Here you will find all the ways we can help you have a fun and healthy summer
Algal Bloom info, West Nile Virus, Helmets
Harmful Algal Blooms (HABs) develop when naturally occuring cyanobacteria in the water multiply very quickly to form green or blue-green water, scum or mats. These blooms can produce potent cyanotoxins that pose serious health risks to humans, pets and livestock.
- habs.utah.gov has information on local and state water bodies that are monitored for HABs
How to stay safe:
- Don’t swallow water when swimming.
- Wash hands with clean water before eating or preparing food.
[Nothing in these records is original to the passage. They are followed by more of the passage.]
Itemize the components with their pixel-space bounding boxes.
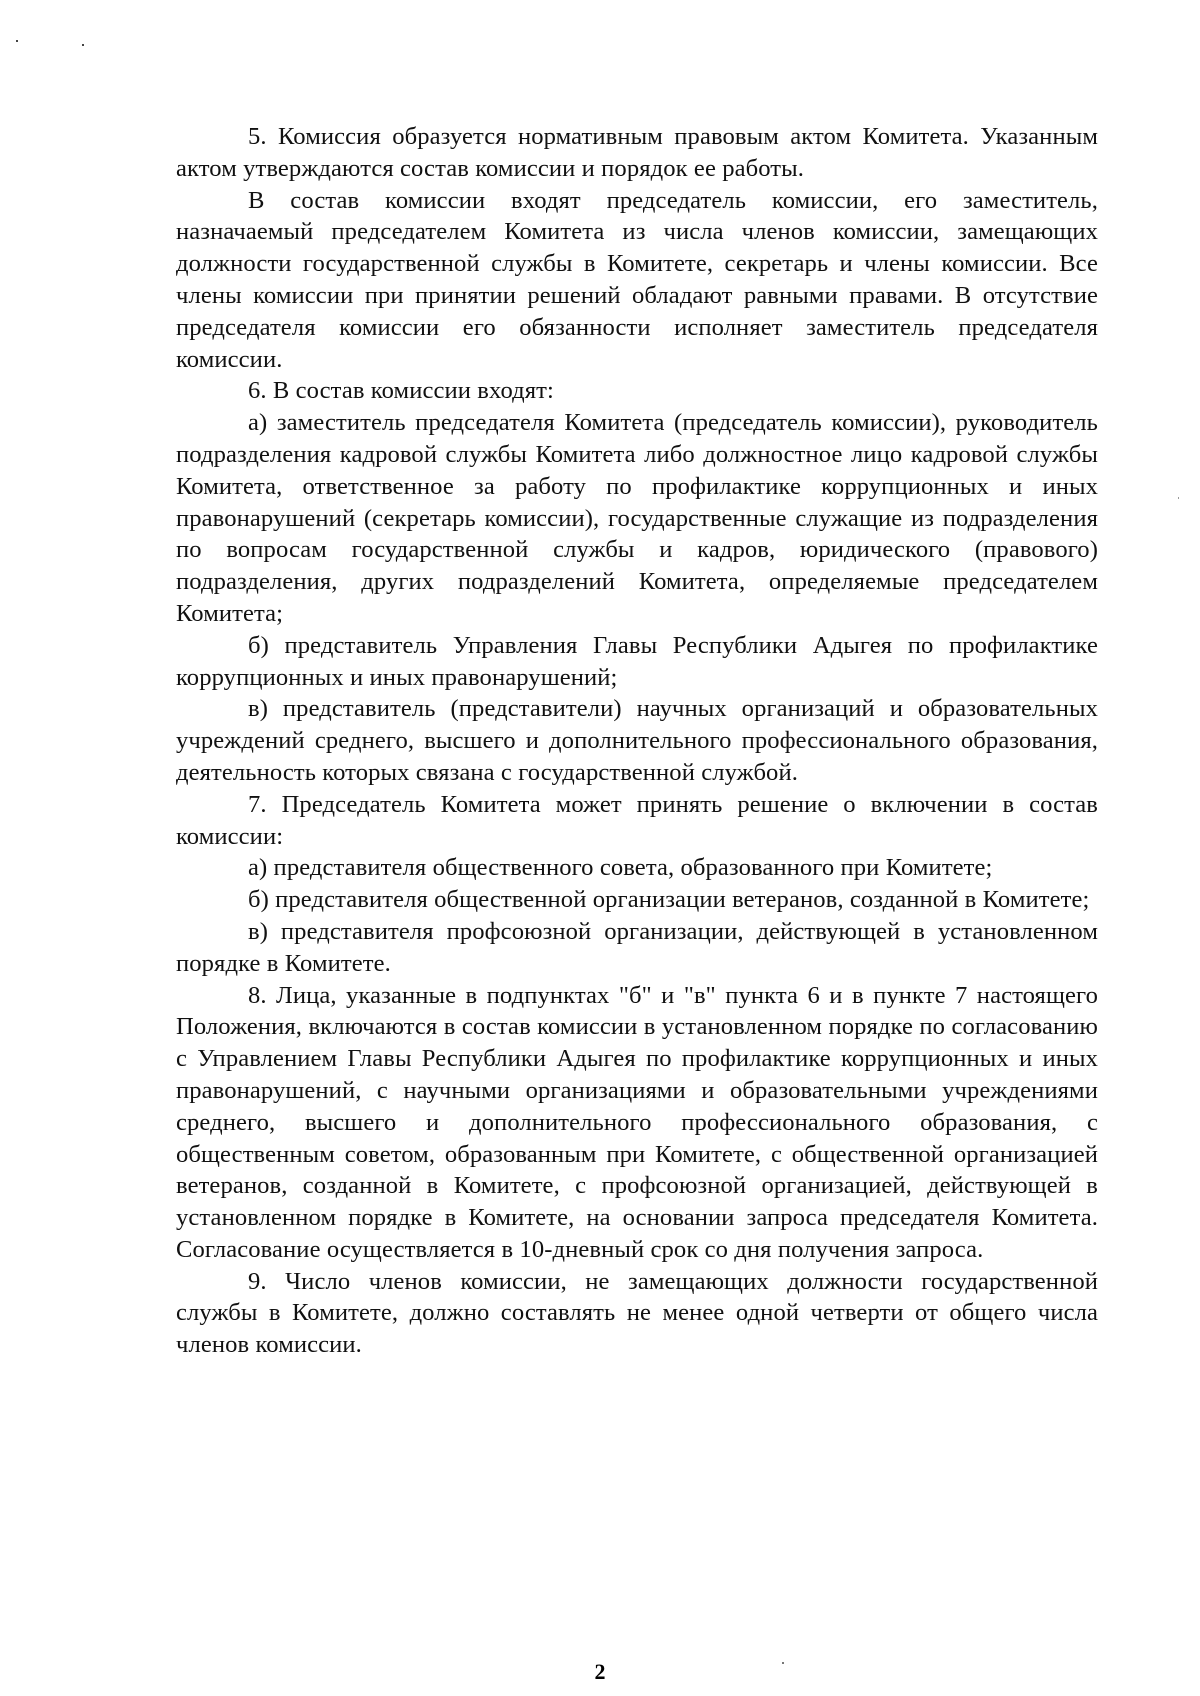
scan-speck [82,44,84,46]
scan-speck [1178,497,1179,499]
paragraph-6a: а) заместитель председателя Комитета (председатель комиссии), руководитель подразделения кадровой службы Комитета либо должностное лицо кадровой службы Комитета, ответственное за работу по профилактике коррупционных и иных правонарушений (секретарь комиссии), государственные служащие из подразделения по вопросам государственной службы и кадров, юридического (правового) подразделения, других подразделений Комитета, определяемые председателем Комитета; [176,409,1098,627]
paragraph-9: 9. Число членов комиссии, не замещающих должности государственной службы в Комитете, должно составлять не менее одной четверти от общего числа членов комиссии. [176,1267,1098,1359]
paragraph-6v: в) представитель (представители) научных организаций и образовательных учреждений среднего, высшего и дополнительного профессионального образования, деятельность которых связана с государственной службой. [176,695,1098,786]
scan-speck [16,40,18,42]
page-number: 2 [594,1659,606,1684]
paragraph-7b: б) представителя общественной организации ветеранов, созданной в Комитете; [248,886,1090,914]
paragraph-6: 6. В состав комиссии входят: [248,377,554,405]
paragraph-8: 8. Лица, указанные в подпунктах "б" и "в" пункта 6 и в пункте 7 настоящего Положения, включаются в состав комиссии в установленном порядке по согласованию с Управлением Главы Республики Адыгея по профилактике коррупционных и иных правонарушений, с научными организациями и образовательными учреждениями среднего, высшего и дополнительного профессионального образования, с общественным советом, образованным при Комитете, с общественной организацией ветеранов, созданной в Комитете, с профсоюзной организацией, действующей в установленном порядке в Комитете, на основании запроса председателя Комитета. Согласование осуществляется в 10-дневный срок со дня получения запроса. [176,981,1098,1263]
paragraph-commission-composition: В состав комиссии входят председатель комиссии, его заместитель, назначаемый председателем Комитета из числа членов комиссии, замещающих должности государственной службы в Комитете, секретарь и члены комиссии. Все члены комиссии при принятии решений обладают равными правами. В отсутствие председателя комиссии его обязанности исполняет заместитель председателя комиссии. [176,186,1098,373]
paragraph-6b: б) представитель Управления Главы Республики Адыгея по профилактике коррупционных и иных правонарушений; [176,631,1098,691]
paragraph-7v: в) представителя профсоюзной организации, действующей в установленном порядке в Комитете. [176,917,1098,977]
document-body [176,121,1098,1361]
paragraph-5: 5. Комиссия образуется нормативным правовым актом Комитета. Указанным актом утверждаются состав комиссии и порядок ее работы. [176,123,1098,182]
paragraph-7a: а) представителя общественного совета, образованного при Комитете; [248,854,993,882]
paragraph-7: 7. Председатель Комитета может принять решение о включении в состав комиссии: [176,790,1098,850]
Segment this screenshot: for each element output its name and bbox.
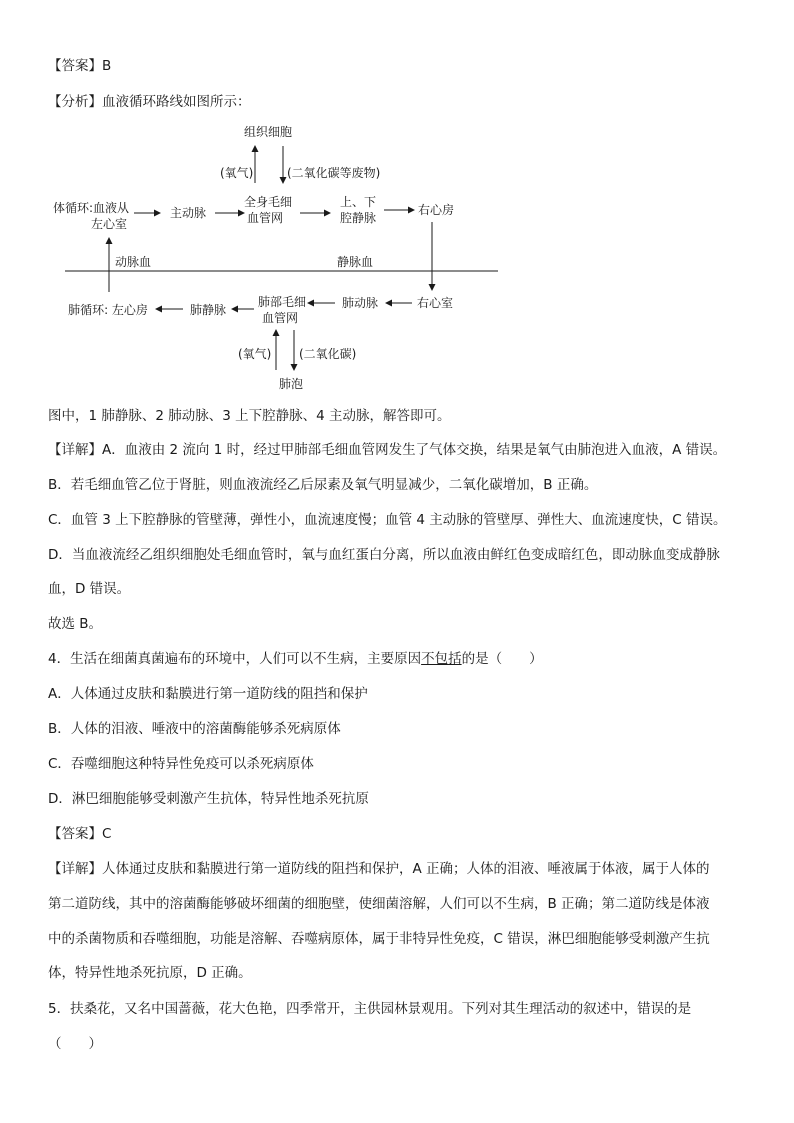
vena-cava-1: 上、下	[339, 195, 377, 209]
venous-blood-label: 静脉血	[336, 255, 374, 269]
blood-circulation-diagram	[0, 0, 794, 400]
q4-option-c: C．吞噬细胞这种特异性免疫可以杀死病原体	[48, 756, 314, 772]
oxygen-bottom-label: (氧气)	[238, 347, 272, 361]
answer-label: 【答案】B	[48, 58, 112, 74]
body-capillary-2: 血管网	[246, 211, 284, 225]
q4-detail-line2: 第二道防线，其中的溶菌酶能够破坏细菌的细胞壁，使细菌溶解，人们可以不生病，B 正确；第二道防线是体液	[48, 896, 710, 912]
body-capillary-1: 全身毛细	[243, 195, 293, 209]
detail-c: C．血管 3 上下腔静脉的管壁薄，弹性小，血流速度慢；血管 4 主动脉的管壁厚、弹性大、血流速度快，C 错误。	[48, 512, 727, 528]
pulmonary-artery-label: 肺动脉	[341, 296, 379, 310]
q4-detail-line3: 中的杀菌物质和吞噬细胞，功能是溶解、吞噬病原体，属于非特异性免疫，C 错误，淋巴细胞能够受刺激产生抗	[48, 931, 710, 947]
question-5-stem: 5．扶桑花，又名中国蔷薇，花大色艳，四季常开，主供园林景观用。下列对其生理活动的叙述中，错误的是	[48, 1001, 692, 1017]
pulmonary-end-label: 肺循环: 左心房	[68, 303, 148, 317]
aorta-label: 主动脉	[169, 206, 207, 220]
choice-conclusion: 故选 B。	[48, 616, 103, 632]
q4-option-a: A．人体通过皮肤和黏膜进行第一道防线的阻挡和保护	[48, 686, 368, 702]
systemic-start-2: 左心室	[90, 217, 128, 231]
pulmonary-vein-label: 肺静脉	[189, 303, 227, 317]
detail-d-line2: 血，D 错误。	[48, 581, 131, 597]
vena-cava-2: 腔静脉	[339, 211, 377, 225]
analysis-note: 图中，1 肺静脉、2 肺动脉、3 上下腔静脉、4 主动脉，解答即可。	[48, 408, 451, 424]
question-5-blank: （ ）	[48, 1036, 102, 1052]
question-4-stem: 4．生活在细菌真菌遍布的环境中，人们可以不生病，主要原因不包括的是（ ）	[48, 651, 543, 667]
q4-answer: 【答案】C	[48, 826, 112, 842]
q4-detail-line1: 【详解】人体通过皮肤和黏膜进行第一道防线的阻挡和保护，A 正确；人体的泪液、唾液属于体液，属于人体的	[48, 861, 710, 877]
q4-detail-line4: 体，特异性地杀死抗原，D 正确。	[48, 965, 252, 981]
q4-option-d: D．淋巴细胞能够受刺激产生抗体，特异性地杀死抗原	[48, 791, 369, 807]
detail-b: B．若毛细血管乙位于肾脏，则血液流经乙后尿素及氧气明显减少，二氧化碳增加，B 正确。	[48, 477, 598, 493]
systemic-start-1: 体循环:血液从	[52, 201, 130, 215]
detail-d-line1: D．当血液流经乙组织细胞处毛细血管时，氧与血红蛋白分离，所以血液由鲜红色变成暗红色，即动脉血变成静脉	[48, 547, 720, 563]
arterial-blood-label: 动脉血	[115, 255, 152, 269]
co2-bottom-label: (二氧化碳)	[299, 347, 357, 361]
oxygen-top-label: (氧气)	[220, 166, 254, 180]
detail-a: 【详解】A．血液由 2 流向 1 时，经过甲肺部毛细血管网发生了气体交换，结果是氧气由肺泡进入血液，A 错误。	[48, 442, 727, 458]
analysis-intro: 【分析】血液循环路线如图所示：	[48, 94, 251, 110]
lung-capillary-1: 肺部毛细	[257, 295, 307, 309]
alveoli-label: 肺泡	[278, 377, 304, 391]
lung-capillary-2: 血管网	[261, 311, 299, 325]
q4-option-b: B．人体的泪液、唾液中的溶菌酶能够杀死病原体	[48, 721, 341, 737]
tissue-cell-label: 组织细胞	[243, 125, 293, 139]
right-atrium-label: 右心房	[417, 203, 455, 217]
right-ventricle-label: 右心室	[416, 296, 454, 310]
co2-waste-label: (二氧化碳等废物)	[287, 166, 381, 180]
- Clean fish well and discard the guts.
- Keep animals away.
- Recognize the signs of a bloom, and when in doubt, stay out.
West Nile Virus
West Nile virus (WNV) is the leading cause of mosquito-borne disease in the continental United States. It is most commonly spread to people by the bite of an infected mosquito. Cases of WNV occur during mosquito season, which starts in the summer and continues through fall. There are no vaccines to prevent or medications to treat WNV in people. Fortunately, most people infected with WNV do not feel sick. About 1 in 5 people who are infected develop a fever and other symptoms. About 1 out of 150 infected people develop a serious, sometimes fatal, illness. You can reduce your risk of WNV by using insect repellent and wearing long-sleeved shirts and long pants to prevent mosquito bites.
Keep the following in mind to reduce the risk of contracting West Nile Virus:
- Mosquitoes carrying WNV, bite between dusk and dawn.
- Wear long sleeves, long pants and use EPA-registered DEET mosquito repellent.
- Always follow instructions before applying DEET to children, do not use DEET repellent on children under 2 years old, instead dress children in clothing that covers arms and legs.
- Cover strollers with mosquito nets.
- Reapply insect repellent as directed.
- If using sunscreen and repellent, apply sunscreen first, repellent second.
- Permethrin-treated clothes provide protection after multiple washings; do not use permethrin (an insecticide that repels and kills mosquitoes) directly on skin.